Not necessarily Indians who could read Chinese - though I wouldn't exclude the possibility - but very likely Tibetans (and possibly Chinese) who read Sanskrit. Buddhism is not yet big there IIRC, but there would very likely have been some awareness, at least.
 

Leo Caesius

Banned
Paul Spring said:
The Phoenicians got all the way to China? I didn't know that.
Either the Phoenicians or their trading partners along the Silk Road. I'd like to think that it was the Phoenicians myself, but at any rate these discoveries prove that trade between the East and the West was occuring, either directly or through intermediaries. As they say, the Sogdians were EVERYWHERE.

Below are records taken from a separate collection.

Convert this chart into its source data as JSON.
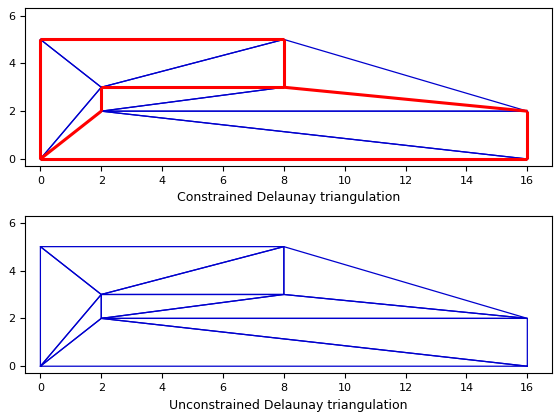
{
  "constrained_triangles": [
    [
      [
        0,
        5
      ],
      [
        2,
        3
      ],
      [
        0,
        0
      ]
    ],
    [
      [
        0,
        5
      ],
      [
        8,
        5
      ],
      [
        2,
        3
      ]
    ],
    [
      [
        2,
        3
      ],
      [
        8,
        5
      ],
      [
        8,
        3
      ]
    ],
    [
      [
        0,
        0
      ],
      [
        2,
        3
      ],
      [
        2,
        2
      ]
    ],
    [
      [
        2,
        2
      ],
      [
        2,
        3
      ],
      [
        8,
        3
      ]
    ],
    [
      [
        2,
        2
      ],
      [
        8,
        3
      ],
      [
        16,
        2
      ]
    ],
    [
      [
        0,
        0
      ],
      [
        2,
        2
      ],
      [
        16,
        0
      ]
    ],
    [
      [
        16,
        0
      ],
      [
        2,
        2
      ],
      [
        16,
        2
      ]
    ],
    [
      [
        8,
        3
      ],
      [
        16,
        2
      ],
      [
        8,
        5
      ]
    ]
  ],
  "unconstrained_triangles": [
    [
      [
        0,
        0
      ],
      [
        0,
        5
      ],
      [
        2,
        3
      ]
    ],
    [
      [
        0,
        0
      ],
      [
        2,
        3
      ],
      [
        2,
        2
      ]
    ],
    [
      [
        0,
        5
      ],
      [
        8,
        5
      ],
      [
        2,
        3
      ]
    ],
    [
      [
        2,
        3
      ],
      [
        8,
        5
      ],
      [
        8,
        3
      ]
    ],
    [
      [
        2,
        2
      ],
      [
        2,
        3
      ],
      [
        8,
        3
      ]
    ],
    [
      [
        0,
        0
      ],
      [
        2,
        2
      ],
      [
        16,
        0
      ]
    ],
    [
      [
        2,
        2
      ],
      [
        8,
        3
      ],
      [
        16,
        2
      ]
    ],
    [
      [
        16,
        0
      ],
      [
        2,
        2
      ],
      [
        16,
        2
      ]
    ],
    [
      [
        8,
        3
      ],
      [
        8,
        5
      ],
      [
        16,
        2
      ]
    ]
  ],
  "red_segments": [
    [
      [
        0,
        0
      ],
      [
        0,
        5
      ]
    ],
    [
      [
        0,
        5
      ],
      [
        8,
        5
      ]
    ],
    [
      [
        8,
        5
      ],
      [
        8,
        3
      ]
    ],
    [
      [
        8,
        3
      ],
      [
        2,
        3
      ]
    ],
    [
      [
        2,
        3
      ],
      [
        2,
        2
      ]
    ],
    [
      [
        2,
        2
      ],
      [
        0,
        0
      ]
    ],
    [
      [
        0,
        0
      ],
      [
        16,
        0
      ]
    ],
    [
      [
        16,
        0
      ],
      [
        16,
        2
      ]
    ],
    [
      [
        16,
        2
      ],
      [
        8,
        3
      ]
    ]
  ],
  "xlabel1": "Constrained Delaunay triangulation",
  "xlabel2": "Unconstrained Delaunay triangulation",
  "xlim": [
    -0.5,
    16.8
  ],
  "ylim": [
    -0.3,
    6.3
  ],
  "xticks": [
    0,
    2,
    4,
    6,
    8,
    10,
    12,
    14,
    16
  ],
  "yticks": [
    0,
    2,
    4,
    6
  ],
  "blue_color": "#0000cd",
  "red_color": "#FF0000",
  "blue_lw": 0.9,
  "red_lw": 2.2,
  "tick_fontsize": 8,
  "xlabel_fontsize": 9
}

I have it in the back of my head that Claudius Ptolemy's (2nd century) maps of the world, copies of which were among those carried by Columbus, were based on Phoenician originals, but that may just be wishful thinking on my part. These maps feature India, SE Asia, and part of China.
 
The son was guilty, but Parmenion was innocent. Nevertheless, Alexander executed Parmenion along with his son and that soured Alexander's army against him
Well it is actually debatable if the son (Philotas) was actually guilty. While the assasination of Parmenio/n (seen it spelt both ways) is a horrible act is is possible to understand why it happened (uhm, Ive just executed the son of the man in control of my logistics network; a decent sized army and a heap of gold... what should I do?)
2) Given the fact that Chandragupta (who was alive at this time and actually met Alex shortly after the Battle of the Hydaspes) was able to defeat the professional, Macedonian-style armies of Alexander's successors in the years immediately after Alex's death, it is pretty obvious that the difference in quality between the Indian armies of the time and the Macedonian army was not nearly as great as that between the Macedonian and Persian armies...if indeed there was a difference.
The differance between Alexander III of Macedons' army and those of his sucessors? Alexander went for the use of combined cavalry-infantry tactics to out manouver and weaken his opponenets line while the diodochi went for elephants, catapaults and extreamly long Sarissa (the macedonian pike) to try to smash directly throught the enemy's line.
 
Cockroach said:
The differance between Alexander III of Macedons' army and those of his sucessors? Alexander went for the use of combined cavalry-infantry tactics to out manouver and weaken his opponenets line while the diodochi went for elephants, catapaults and extreamly long Sarissa (the macedonian pike) to try to smash directly throught the enemy's line.

We are talking about within ten years after Alex's death. Those changes had not yet had time to creep in.